Trump's Tariff Hammer Will Unearth Some Very Rusty Nails
As the old joke goes, those who wield only hammers see every problem as a nail. And the Trump tariff threat is a hammer par excellence, having been directed toward Mexico in terms of reducing the flow of central American emigrants toward the southern U.S. border. The view of many that this threat “succeeded” is heavily myopic, and the longer-term damage will be real; as discussed below, the only way to limit it will be to finalize and implement the U.S.-Mexico-Canada Free Trade Agreement.
Moving forward, the limiting principle that now applies to the objectives toward which the tariff hammer will be directed is wholly unclear. It is no longer merely foreign protectionism and other such issues that more-or-less are subsumed under the heading “normal trade frictions.” Instead: The tariff threat now is available in principle to be directed at far more than the immigration/refugee problem. All that is needed is an “emergency,” a term that is nothing if not elastic. The list of such potential issues and complaints is endless. Are other members of the various military alliances contributing too few resources to defense? Are human rights being violated too egregiously by some government? Has some government failed to support the U.S. in an important vote at the UN? Has some other government used local courts corruptly so as to confiscate the assets of an American business? Can anyone believe that the domestic political pressures for tariffs will not increase as the potential rationales expand?

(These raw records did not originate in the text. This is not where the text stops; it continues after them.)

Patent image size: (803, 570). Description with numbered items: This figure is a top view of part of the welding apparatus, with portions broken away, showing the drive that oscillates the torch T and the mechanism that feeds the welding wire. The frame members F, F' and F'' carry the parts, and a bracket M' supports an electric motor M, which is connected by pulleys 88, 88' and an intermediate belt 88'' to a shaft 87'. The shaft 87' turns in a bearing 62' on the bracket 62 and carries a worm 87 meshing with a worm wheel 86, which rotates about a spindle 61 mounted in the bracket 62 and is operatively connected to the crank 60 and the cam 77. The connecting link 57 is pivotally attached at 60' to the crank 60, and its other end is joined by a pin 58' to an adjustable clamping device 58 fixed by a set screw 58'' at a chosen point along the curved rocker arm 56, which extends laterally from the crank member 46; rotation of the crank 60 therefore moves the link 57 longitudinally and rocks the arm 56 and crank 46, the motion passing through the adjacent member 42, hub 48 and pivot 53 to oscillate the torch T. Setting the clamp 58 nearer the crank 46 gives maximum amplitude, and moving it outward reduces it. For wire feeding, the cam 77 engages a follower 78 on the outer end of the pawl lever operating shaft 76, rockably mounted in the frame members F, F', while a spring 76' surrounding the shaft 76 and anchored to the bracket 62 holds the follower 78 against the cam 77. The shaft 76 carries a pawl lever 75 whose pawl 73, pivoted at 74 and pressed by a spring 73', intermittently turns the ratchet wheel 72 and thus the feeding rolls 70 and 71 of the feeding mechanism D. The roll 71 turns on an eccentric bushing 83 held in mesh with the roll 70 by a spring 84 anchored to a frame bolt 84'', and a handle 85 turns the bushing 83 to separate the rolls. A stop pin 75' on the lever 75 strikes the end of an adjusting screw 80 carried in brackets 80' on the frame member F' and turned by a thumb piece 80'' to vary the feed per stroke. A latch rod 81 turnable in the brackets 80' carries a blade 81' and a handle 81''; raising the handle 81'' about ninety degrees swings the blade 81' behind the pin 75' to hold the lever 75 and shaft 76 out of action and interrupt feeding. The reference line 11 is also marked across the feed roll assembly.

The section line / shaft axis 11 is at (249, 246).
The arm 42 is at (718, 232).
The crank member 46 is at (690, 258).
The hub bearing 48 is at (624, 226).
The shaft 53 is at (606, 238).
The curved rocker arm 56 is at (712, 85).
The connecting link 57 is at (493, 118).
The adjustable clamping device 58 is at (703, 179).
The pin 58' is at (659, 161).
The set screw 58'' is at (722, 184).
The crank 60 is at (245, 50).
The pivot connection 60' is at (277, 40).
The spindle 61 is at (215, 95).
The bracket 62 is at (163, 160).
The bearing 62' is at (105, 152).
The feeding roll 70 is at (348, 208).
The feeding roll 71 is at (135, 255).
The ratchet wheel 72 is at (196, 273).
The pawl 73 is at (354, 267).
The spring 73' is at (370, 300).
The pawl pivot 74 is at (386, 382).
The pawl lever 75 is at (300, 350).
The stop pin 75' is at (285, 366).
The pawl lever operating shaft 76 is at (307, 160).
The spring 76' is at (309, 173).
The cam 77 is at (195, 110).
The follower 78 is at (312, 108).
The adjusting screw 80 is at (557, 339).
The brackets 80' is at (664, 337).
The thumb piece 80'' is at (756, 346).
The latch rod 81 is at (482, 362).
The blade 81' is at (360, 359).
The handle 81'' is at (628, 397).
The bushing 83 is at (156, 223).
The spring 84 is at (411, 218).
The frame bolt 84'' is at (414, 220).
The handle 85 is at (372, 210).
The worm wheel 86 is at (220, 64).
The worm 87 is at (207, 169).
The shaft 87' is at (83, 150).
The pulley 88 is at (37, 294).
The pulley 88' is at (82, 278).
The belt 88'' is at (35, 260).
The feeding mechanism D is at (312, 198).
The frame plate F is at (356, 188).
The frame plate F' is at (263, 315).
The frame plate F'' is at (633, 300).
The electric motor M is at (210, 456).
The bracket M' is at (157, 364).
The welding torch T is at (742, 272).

Notice that anyone can play this game. Is the U.S. government failing to treat the climate “crisis” (an aside: there is no such crisis) with sufficient seriousness? Are U.S. taxes too low, thus making it difficult for foreign governments to raise their own? (When international bureaucrats call for tax “harmonization,” they actually mean a tax cartel.) Are U.S. export subsidies (merely consider the Export-Import Bank) or penalties on foreign exporters justified on the basis of the dubious “dumping” regulations unfair? The list of frictions afflicting American relations with foreign governments is endless, ranging from the trivial to the profound, and the presence of such innumerable disputes is the normal condition of international relations. The extension of the tariff threat to new controversies---there is no obvious principle that limits its use---carries adverse implications that seem not to be recognized in the White House and other parts of the Beltway.
Amid the applause being directed toward the “success” of Mr. Trump’s tariff threat toward Mexico, a basic truth needs to be kept in mind. International trade is a fundamental component of aggregate economic activity and investment flows, tariffs are a significant tax on trade and investment, and one objective of trade agreements, both obvious and subtle, is provision of increased certainty for markets generally and for investors in particular. This effect emerges through the formal implementation of procedures for adjudicating trade disputes. Once the objectives of the tariff hammer multiply, it is obvious that much less certainty will be the result, as the formal adjudication procedures are not designed to deal with them, and resolution of such non-trade disputes as immigration pressures inevitably will be ad hoc.
This newest evolution of the Trump tariff threat is particularly perverse in the context of U.S.-Mexico energy markets because of the capital intensiveness of the sector. That an agreement has been reached is beside the point: The threat can be made repeatedly as inevitable U.S.-Mexico frictions and disagreements emerge over time. Gulf coast refineries use substantial amounts of heavy Mexican crude oil; a tariff would disrupt those operations, destroying part of the economic value of the refinery investments, and thus reducing future investment incentives. (Almost 10 percent of U.S. crude-oil imports are from Mexico.) Pipeline investments will suffer from the same problem, and the same is true for drilling, wellhead, and other equipment obtained from Mexico. Can there be any doubt that Mexican retaliation would follow, adversely affecting U.S. oil and gas exports to our southern neighbor? The U.S. exports over 1 million barrels per day of petroleum to Mexico, and 70 percent of U.S. natural gas exports are by pipeline, and two-thirds of that are to Mexico.
The “success” claims now being made for the recent Trump tariff threat directed at Mexico ignore this Pandora’s Box of future adverse effects attendant upon increased uncertainty. There is available a solution to this new problem: A renewed effort to complete and implement the U.S.-Mexico-Canada free trade agreement (USMCA), as a replacement for the NAFTA agreement that now is 25 years old. To a significant degree, USMCA will impose constraints upon the use of tariffs as a tool in pursuit of innumerable policy goals largely independent of trade parameters. Accordingly, USMCA will restore investment incentives and undo much of the hidden damage caused by the Trump policy.